The FCA is a relatively new tool in the promotion of financial stability and regulation – taking over from the Financial Standards Authority (FSA) in 2013 after the FSA’s perceived failures as a regulatory institution after the 2007-2008 Financial Crisis. (1) Its remit is wide – covering the protection of consumers (as noted with recent public campaigns such as those protecting pension schemes)(2), the protection of financial markets, and the promotion of competition for the benefit of consumers.
With this, it is accountable to HM Treasury and Parliament, both of which review and shape its remit.(3)
How does the FCA regulate and assist start-ups?
The FCA Handbook sets out the FCA’s legislative and other provisions made under powers given to them by the Act.(4) It is a vital tool for those looking to understand rules and rule-making by this institution and provides start-ups with the necessary assistance to determine what regulates those seeking to create and market financial products within the UK. However, the FCA is not simply about the creation of new rules but also about developing competition.
Further to this, the FCA helps to create regulatory innovation through its Regulatory Sandbox(5) – which has more recently encompassed developing financial products such as cryptocurrencies.(6) It plans to further this with financial technology – ‘fintech’ – within its future sandboxes and to widen the scope of it internationally.(7) It is important for start-ups to know their responsibilities regarding their regulatory position and the FCA.
For example, companies such as TransferWise, one such recent start-up, are authorised by the FCA as select entities - in this case as an Electronic Money Institution – and are therefore subject to its regulations. If this isn’t the case, the impact of this can be critical for such firms, with the FCA carrying wide-ranging powers to bring enforcement against firms which do not cooperate with these regulations – from fines, the withdrawal of their authorisation and even criminal prosecution.(8)

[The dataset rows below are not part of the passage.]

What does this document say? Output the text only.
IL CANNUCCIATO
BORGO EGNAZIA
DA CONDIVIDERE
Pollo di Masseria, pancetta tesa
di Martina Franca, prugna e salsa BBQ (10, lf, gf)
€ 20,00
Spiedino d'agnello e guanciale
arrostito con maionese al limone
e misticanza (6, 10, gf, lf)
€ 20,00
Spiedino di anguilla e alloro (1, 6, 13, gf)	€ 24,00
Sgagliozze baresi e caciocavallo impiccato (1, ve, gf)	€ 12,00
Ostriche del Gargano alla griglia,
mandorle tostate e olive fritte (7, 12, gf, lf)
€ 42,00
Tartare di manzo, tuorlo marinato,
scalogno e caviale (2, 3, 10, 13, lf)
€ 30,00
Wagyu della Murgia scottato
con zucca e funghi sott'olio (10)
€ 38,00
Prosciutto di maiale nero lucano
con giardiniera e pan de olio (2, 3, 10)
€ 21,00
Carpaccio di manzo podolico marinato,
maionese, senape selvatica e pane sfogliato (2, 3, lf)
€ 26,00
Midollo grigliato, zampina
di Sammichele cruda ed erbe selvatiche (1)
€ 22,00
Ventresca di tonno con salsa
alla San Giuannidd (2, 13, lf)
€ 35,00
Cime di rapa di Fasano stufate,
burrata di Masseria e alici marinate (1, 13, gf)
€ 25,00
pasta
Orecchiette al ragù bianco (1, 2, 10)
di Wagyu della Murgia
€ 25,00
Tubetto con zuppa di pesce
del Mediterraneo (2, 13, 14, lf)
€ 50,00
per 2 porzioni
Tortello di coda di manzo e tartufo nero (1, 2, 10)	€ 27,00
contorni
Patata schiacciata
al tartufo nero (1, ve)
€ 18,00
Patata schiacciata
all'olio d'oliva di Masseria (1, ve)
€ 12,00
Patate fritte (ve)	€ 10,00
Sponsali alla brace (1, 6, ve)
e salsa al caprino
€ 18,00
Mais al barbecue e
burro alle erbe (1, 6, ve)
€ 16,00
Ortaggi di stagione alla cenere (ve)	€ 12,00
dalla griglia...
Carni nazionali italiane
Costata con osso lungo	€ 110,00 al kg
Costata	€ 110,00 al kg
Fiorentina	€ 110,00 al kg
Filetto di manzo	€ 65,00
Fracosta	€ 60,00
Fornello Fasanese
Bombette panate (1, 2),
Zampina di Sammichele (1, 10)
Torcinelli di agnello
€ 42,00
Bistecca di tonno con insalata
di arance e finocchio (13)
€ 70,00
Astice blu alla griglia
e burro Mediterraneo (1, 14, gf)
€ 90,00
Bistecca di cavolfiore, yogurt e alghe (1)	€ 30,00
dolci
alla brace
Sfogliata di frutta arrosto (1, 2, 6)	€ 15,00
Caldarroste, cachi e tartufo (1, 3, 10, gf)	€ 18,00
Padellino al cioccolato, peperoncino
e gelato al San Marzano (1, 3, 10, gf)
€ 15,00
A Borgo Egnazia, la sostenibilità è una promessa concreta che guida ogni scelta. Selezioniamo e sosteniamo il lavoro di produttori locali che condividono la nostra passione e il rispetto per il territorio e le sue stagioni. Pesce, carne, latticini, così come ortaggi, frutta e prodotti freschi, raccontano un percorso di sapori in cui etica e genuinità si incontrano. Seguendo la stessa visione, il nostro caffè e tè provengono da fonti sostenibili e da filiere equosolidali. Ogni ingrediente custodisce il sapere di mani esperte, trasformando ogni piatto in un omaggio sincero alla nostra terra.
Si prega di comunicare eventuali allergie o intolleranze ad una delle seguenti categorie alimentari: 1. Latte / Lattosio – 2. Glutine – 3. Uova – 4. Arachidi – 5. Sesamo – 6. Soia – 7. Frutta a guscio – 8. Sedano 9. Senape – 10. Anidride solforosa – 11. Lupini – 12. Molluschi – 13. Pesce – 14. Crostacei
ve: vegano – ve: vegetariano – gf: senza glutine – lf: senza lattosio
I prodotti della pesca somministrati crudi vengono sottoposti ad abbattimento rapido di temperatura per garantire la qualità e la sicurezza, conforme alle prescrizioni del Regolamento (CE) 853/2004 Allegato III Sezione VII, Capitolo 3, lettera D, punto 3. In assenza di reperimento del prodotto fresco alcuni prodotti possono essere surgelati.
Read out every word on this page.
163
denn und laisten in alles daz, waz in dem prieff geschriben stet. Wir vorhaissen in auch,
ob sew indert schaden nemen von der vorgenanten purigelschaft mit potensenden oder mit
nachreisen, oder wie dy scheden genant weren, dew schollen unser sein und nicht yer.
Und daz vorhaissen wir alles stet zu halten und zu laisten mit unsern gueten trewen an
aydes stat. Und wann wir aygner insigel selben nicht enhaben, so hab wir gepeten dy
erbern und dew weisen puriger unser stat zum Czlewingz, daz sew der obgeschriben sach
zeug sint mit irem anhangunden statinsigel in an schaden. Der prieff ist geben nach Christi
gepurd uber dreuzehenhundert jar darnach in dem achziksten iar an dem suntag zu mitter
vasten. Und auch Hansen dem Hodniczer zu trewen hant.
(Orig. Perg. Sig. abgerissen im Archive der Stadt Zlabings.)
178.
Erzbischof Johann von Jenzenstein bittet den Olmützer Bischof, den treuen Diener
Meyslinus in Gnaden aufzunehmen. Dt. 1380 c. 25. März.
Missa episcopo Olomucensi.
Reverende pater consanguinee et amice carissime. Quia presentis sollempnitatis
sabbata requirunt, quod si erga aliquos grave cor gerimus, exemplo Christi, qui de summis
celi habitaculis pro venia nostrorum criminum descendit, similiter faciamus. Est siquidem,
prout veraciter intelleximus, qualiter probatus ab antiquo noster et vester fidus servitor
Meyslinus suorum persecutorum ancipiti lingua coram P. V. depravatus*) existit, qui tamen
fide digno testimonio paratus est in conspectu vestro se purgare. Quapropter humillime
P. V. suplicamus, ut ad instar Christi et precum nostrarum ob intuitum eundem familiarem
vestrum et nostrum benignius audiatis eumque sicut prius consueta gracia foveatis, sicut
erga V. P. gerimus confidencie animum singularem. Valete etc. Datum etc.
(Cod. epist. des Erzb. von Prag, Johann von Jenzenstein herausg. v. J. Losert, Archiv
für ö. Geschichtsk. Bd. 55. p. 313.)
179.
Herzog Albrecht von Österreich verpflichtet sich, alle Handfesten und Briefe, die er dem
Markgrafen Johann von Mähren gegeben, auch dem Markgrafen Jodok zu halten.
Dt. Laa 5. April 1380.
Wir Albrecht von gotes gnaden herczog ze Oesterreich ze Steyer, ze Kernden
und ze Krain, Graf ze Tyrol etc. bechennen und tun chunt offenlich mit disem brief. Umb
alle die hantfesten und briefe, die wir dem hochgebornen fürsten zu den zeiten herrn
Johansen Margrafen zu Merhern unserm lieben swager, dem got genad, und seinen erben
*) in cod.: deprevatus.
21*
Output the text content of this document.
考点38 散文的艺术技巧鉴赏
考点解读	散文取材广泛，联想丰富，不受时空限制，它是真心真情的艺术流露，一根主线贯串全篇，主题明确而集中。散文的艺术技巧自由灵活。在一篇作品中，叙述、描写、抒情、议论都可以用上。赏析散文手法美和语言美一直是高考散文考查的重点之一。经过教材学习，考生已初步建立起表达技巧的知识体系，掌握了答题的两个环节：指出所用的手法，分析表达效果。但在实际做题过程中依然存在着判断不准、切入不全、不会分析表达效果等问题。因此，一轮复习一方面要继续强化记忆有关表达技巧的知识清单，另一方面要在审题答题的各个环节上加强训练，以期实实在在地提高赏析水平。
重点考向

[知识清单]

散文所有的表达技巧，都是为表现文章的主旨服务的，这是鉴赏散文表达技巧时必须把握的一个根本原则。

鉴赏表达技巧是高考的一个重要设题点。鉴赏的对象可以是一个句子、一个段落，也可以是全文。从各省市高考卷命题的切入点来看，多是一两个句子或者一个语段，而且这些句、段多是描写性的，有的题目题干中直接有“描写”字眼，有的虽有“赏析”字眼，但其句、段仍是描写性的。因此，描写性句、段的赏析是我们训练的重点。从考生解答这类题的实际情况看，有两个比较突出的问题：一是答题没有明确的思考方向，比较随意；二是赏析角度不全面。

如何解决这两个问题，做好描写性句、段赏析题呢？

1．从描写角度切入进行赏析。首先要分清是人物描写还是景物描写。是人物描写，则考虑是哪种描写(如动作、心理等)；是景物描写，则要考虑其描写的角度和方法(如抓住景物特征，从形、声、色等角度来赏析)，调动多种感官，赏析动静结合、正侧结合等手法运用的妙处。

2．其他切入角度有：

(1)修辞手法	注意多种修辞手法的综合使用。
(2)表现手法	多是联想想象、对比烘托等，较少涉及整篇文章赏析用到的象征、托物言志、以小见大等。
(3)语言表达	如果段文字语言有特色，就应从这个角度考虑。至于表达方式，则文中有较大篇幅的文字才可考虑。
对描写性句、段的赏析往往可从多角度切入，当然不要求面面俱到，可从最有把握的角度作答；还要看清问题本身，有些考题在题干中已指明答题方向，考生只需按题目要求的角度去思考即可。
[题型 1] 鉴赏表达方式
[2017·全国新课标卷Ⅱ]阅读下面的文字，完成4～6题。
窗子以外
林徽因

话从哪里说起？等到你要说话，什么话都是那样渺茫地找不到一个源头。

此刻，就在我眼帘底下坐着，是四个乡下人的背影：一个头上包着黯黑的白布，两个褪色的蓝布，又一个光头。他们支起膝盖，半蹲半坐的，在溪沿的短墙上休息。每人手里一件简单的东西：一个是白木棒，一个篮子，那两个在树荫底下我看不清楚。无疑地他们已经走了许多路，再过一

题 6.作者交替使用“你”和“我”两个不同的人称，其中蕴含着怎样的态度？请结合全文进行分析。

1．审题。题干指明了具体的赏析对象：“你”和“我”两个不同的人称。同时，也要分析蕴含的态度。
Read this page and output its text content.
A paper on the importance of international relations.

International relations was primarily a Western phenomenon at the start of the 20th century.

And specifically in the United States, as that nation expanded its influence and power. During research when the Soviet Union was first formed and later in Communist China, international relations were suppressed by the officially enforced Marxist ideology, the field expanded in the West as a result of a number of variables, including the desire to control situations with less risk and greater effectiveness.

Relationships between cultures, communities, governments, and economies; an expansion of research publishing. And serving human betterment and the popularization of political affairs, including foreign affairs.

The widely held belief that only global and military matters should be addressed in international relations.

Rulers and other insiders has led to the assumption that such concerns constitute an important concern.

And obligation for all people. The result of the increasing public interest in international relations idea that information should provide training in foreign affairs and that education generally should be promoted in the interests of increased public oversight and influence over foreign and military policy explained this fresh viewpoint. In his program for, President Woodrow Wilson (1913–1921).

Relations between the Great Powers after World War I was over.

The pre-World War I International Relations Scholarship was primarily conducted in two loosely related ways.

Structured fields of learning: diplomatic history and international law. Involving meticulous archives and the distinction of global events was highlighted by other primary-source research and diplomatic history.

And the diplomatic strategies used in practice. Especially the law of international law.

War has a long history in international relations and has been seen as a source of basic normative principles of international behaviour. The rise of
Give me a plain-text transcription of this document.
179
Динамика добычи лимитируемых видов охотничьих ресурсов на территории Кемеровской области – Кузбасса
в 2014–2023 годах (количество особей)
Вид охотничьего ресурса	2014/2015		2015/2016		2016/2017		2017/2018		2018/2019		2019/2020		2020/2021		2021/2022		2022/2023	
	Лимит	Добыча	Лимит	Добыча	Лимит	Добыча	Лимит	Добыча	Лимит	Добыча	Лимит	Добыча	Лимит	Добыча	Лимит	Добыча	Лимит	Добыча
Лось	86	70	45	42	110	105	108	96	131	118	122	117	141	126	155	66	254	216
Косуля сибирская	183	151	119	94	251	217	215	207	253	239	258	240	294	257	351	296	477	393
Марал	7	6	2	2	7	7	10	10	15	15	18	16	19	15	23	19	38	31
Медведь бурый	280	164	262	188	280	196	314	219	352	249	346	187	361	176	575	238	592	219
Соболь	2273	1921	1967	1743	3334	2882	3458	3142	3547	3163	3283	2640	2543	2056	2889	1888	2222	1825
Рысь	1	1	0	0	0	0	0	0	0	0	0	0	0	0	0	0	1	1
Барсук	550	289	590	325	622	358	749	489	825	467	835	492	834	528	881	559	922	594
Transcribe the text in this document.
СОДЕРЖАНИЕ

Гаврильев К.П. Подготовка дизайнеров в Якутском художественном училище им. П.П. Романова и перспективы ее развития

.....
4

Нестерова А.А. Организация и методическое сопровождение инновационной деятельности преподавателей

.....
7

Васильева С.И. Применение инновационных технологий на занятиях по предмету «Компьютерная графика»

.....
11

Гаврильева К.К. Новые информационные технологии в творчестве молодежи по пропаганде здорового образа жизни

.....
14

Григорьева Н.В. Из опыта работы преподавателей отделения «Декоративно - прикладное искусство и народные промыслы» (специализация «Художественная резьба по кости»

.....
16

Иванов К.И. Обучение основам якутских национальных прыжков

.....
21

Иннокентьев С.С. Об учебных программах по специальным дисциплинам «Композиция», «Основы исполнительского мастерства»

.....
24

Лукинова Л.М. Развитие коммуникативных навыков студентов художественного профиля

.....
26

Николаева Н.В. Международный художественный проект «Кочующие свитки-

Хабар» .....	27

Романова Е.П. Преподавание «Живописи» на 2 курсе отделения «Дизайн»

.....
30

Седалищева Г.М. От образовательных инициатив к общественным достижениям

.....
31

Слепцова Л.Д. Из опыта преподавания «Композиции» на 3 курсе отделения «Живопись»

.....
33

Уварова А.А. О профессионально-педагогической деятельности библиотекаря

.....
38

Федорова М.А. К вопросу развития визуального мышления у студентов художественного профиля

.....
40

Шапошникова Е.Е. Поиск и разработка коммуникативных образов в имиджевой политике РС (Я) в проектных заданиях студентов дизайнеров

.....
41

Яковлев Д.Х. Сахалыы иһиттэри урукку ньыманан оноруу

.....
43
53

Evolving financial markets and regulation
Regardless of this, there is a responsibility for funds and companies to ensure that their work is carried out with respect and care for consumers, even if those regulations do not exist. The downfall of Wonga has been accredited to this, whereby a ruling by the FCA over the unfair terms of its loans resulted in claims that led to it seeking administration.(9) Criticism has been directed at the FCA for its failure to discipline certain banks over their treatment of small businesses.(10) However, this was partly due to the lack of regulatory power for it to do so, which changed in 2016 to widen its scope and addressing this matter.
This further iterates the ever-changing scope of legislation and markets with which the FCA must regulate and the positive approach to enforcement in its subsequent direction by Parliament. It is the view of the FCA, post-Brexit, that it is beneficial to enhance regulation rather than to remove it, as noted by Christopher Woolard, head of strategy and competition at the FCA, who warned that a “race to the bottom benefits no one”.(11)
Whether or not this is the case will be determined by the outcome of Brexit negotiations and the direction of the Government and Parliament, which will form a separate article to be published by CEO when the results of these negotiations have been concluded.